In a disk cache system for writing data, a path for communicating between the magnetic disk controllers is provided as an access path for a shared magnetic disk device, and one magnetic disk controller is connected via this path. Copy the cache data held by the other to the other cache, recognize the data by both magnetic disk controllers, and send it to the magnetic disk device via the magnetic disk controller instructed by the host device. A dual system of a magnetic disk controller characterized by writing data. 2. A magnetic disk controller in an operating state.
Always sends a copy of the cache data to the magnetic disk controller in the standby state and sends it to the magnetic disk device via the magnetic disk controller in the standby state when a failure occurs. 2. The duplex system of a magnetic disk controller according to claim 1, wherein writing is performed to the magnetic disk controller. 3. A plurality of magnetic disk controllers each have a built-in CPU, and the CPU issues a command including a write address to the other magnetic disk controller and obtains data from a host device.
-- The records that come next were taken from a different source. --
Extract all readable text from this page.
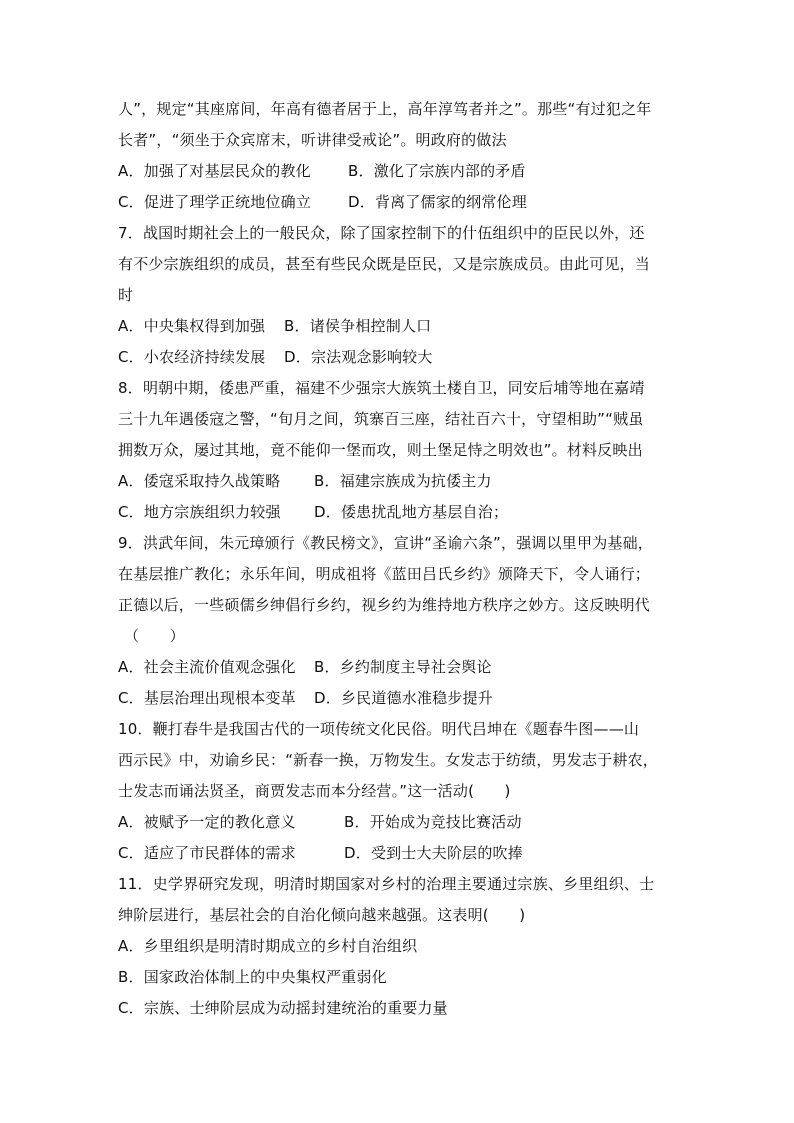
人”，规定“其座席间，年高有德者居于上，高年淳笃者并之”。那些“有过犯之年
长者”，“须坐于众宾席末，听讲律受戒论”。明政府的做法
A．加强了对基层民众的教化	B．激化了宗族内部的矛盾
C．促进了理学正统地位确立	D．背离了儒家的纲常伦理
7．战国时期社会上的一般民众，除了国家控制下的什伍组织中的臣民以外，还
有不少宗族组织的成员，甚至有些民众既是臣民，又是宗族成员。由此可见，当
时
A．中央集权得到加强	B．诸侯争相控制人口
C．小农经济持续发展	D．宗法观念影响较大
8．明朝中期，倭患严重，福建不少强宗大族筑土楼自卫，同安后埔等地在嘉靖
三十九年遇倭寇之警，“旬月之间，筑寨百三座，结社百六十，守望相助”“贼虽
拥数万众，屡过其地，竟不能仰一堡而攻，则土堡足恃之明效也”。材料反映出
A．倭寇采取持久战策略	B．福建宗族成为抗倭主力
C．地方宗族组织力较强	D．倭患扰乱地方基层自治；
9．洪武年间，朱元璋颁行《教民榜文》，宣讲“圣谕六条”，强调以里甲为基础，
在基层推广教化；永乐年间，明成祖将《蓝田吕氏乡约》颁降天下，令人诵行；
正德以后，一些硕儒乡绅倡行乡约，视乡约为维持地方秩序之妙方。这反映明代
（　　）
A．社会主流价值观念强化	B．乡约制度主导社会舆论
C．基层治理出现根本变革	D．乡民道德水准稳步提升
10．鞭打春牛是我国古代的一项传统文化民俗。明代吕坤在《题春牛图——山
西示民》中，劝谕乡民：“新春一换，万物发生。女发志于纺绩，男发志于耕农，
士发志而诵法贤圣，商贾发志而本分经营。”这一活动(　　)
A．被赋予一定的教化意义	B．开始成为竞技比赛活动
C．适应了市民群体的需求	D．受到士大夫阶层的吹捧
11．史学界研究发现，明清时期国家对乡村的治理主要通过宗族、乡里组织、士
绅阶层进行，基层社会的自治化倾向越来越强。这表明(　　)
A．乡里组织是明清时期成立的乡村自治组织
B．国家政治体制上的中央集权严重弱化
C．宗族、士绅阶层成为动摇封建统治的重要力量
Data to the cache of its own system at the same time as writing to the cache of the other system via the access path, and after returning the status to the host device, it receives the command from the other magnetic disk controller and 2. The duplex system for a magnetic disk controller according to claim 1, wherein the disk controller obtains directory information of data written in the magnetic disk device and prepares for updating the directory of its own system.